The schematic flow diagram of the proposed method which contains a CBCT-Net, a sMRI-Net, and a deep fusion net.

2.A. Data acquisition

We retrospectively collected data from 100 patients with prostate cancer treated with external beam radiotherapy. Each dataset includes a CT simulation, a diagnostic MRI, and at least one set of CBCTs during treatment. Varian On-Board Imager CBCT system, with imaging spacing of 0.908 × 0.908 × 2.0 mm3, was used for CBCT acquisition. A Siemens MRI scanner was used to acquire T2-weighted images, specifically a 3D T2-SPACE sequence with 1.0 × 1.0 × 2.0 mm3 voxel size (TR/TE: 1000/123 ms, flip angle: 95°). Institutional review board approval was obtained; no informed consent was required for this HIPAA-compliant retrospective analysis. Ground truth contours were needed for the segmentation network training. The five pelvic organs were first manually contoured on MRIs by physicians. The contours were then propagated to CBCT using image registration software, Velocity AI 3.2.1 (Varian Medical Systems, Palo Alto, CA, USA). The propagated contours were then modified and approved by the physicians to obtain the ground truth for training and testing.
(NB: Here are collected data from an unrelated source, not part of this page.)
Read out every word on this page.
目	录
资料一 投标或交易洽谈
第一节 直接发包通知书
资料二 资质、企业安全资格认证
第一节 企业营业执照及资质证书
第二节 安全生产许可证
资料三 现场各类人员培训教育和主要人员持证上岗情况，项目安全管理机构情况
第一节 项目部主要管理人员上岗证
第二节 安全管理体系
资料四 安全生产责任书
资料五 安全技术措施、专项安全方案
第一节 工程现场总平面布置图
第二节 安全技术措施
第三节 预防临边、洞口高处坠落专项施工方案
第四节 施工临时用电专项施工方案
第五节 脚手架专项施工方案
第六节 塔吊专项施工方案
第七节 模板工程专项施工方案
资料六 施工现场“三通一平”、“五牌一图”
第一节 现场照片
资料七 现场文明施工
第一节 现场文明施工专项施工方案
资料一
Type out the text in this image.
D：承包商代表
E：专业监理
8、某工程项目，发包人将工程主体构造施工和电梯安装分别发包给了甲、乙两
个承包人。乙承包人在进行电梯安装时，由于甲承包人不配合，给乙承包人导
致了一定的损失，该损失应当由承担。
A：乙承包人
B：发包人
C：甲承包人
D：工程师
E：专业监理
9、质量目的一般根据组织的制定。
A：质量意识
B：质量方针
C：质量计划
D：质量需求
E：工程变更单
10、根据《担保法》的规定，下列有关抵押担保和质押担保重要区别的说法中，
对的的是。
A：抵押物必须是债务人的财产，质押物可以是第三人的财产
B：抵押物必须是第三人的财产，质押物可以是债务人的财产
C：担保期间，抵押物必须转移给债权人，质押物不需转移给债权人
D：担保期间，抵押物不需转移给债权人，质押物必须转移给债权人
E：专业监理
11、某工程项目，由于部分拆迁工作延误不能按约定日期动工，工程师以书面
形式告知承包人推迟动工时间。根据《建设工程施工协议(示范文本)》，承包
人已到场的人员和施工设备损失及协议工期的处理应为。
2.B. Synthetic MRI generation

A 3D CycleGAN was used to perform CBCT-to-sMRI mapping. To prepare the paired CBCT-MRI training images, the MR and CBCT images were deformably registered using Velocity AI 3.2.1 (Varian Medical Systems, Palo Alto, CA, USA). Due to the fundamentally different imaging principles between CBCT and MRI, it is difficult to obtain one-to-one intensity mapping between the two. The CycleGAN utilized both targeted transformation (CBCT-to-MRI) and inverse transformation (MRI-to-CBCT) to impose an additional intensity mapping constraint to improve the image quality of the generated sMRI. The CycleGAN was trained using image patches of size 64 × 64 × 64 on a NVIDIA Tesla V100 GPU with 32 GB of memory. Each 3D patch was extracted from paired CBCT and MRIs by sliding the window with overlap to its neighboring patches (Yang et al 2017). This overlap ensures that a continuous whole-image output can be obtained and allows for increased training data for the network. With data augmentation that generated 72 times more training datasets, a total of 6 million 3D image patches were extracted. Once the network was trained, sMRI generation can be performed in 2–5 min, depending on image size. The CycleGAN has a total of 141,763,714 trainable parameters. Detailed information on network implementation was previously described by Lei et al.16

The same 100 patients’ datasets, including CBCT and MRI, were used for 3D CycleGAN training. Inaccurate regisration could result in degraded CBCT-to-MRI image pair quality, which could result in inaccurate sMRI generation. The inaccurate sMRI could in turn degrade the segmentation accuracy of our proposed method. To mitigate this problem, we have carefully reviewed each training CBCT-to-MRI image pair to ensure image alignment for CycleGAN training. The training dataset size for CycleGAN was reduced from 100 to 50 after inaccurate image pairs were excluded. We generated 50 sMRIs using the five CycleGAN models trained in fivefold cross-validation with 10 datasets in each group. To generate sMRI on the excluded 50 patients’ CBCT, we trained another CycleGAN model using the well-aligned 50 patients’ datasets. In this way, we can avoid training and testing using the same patient data.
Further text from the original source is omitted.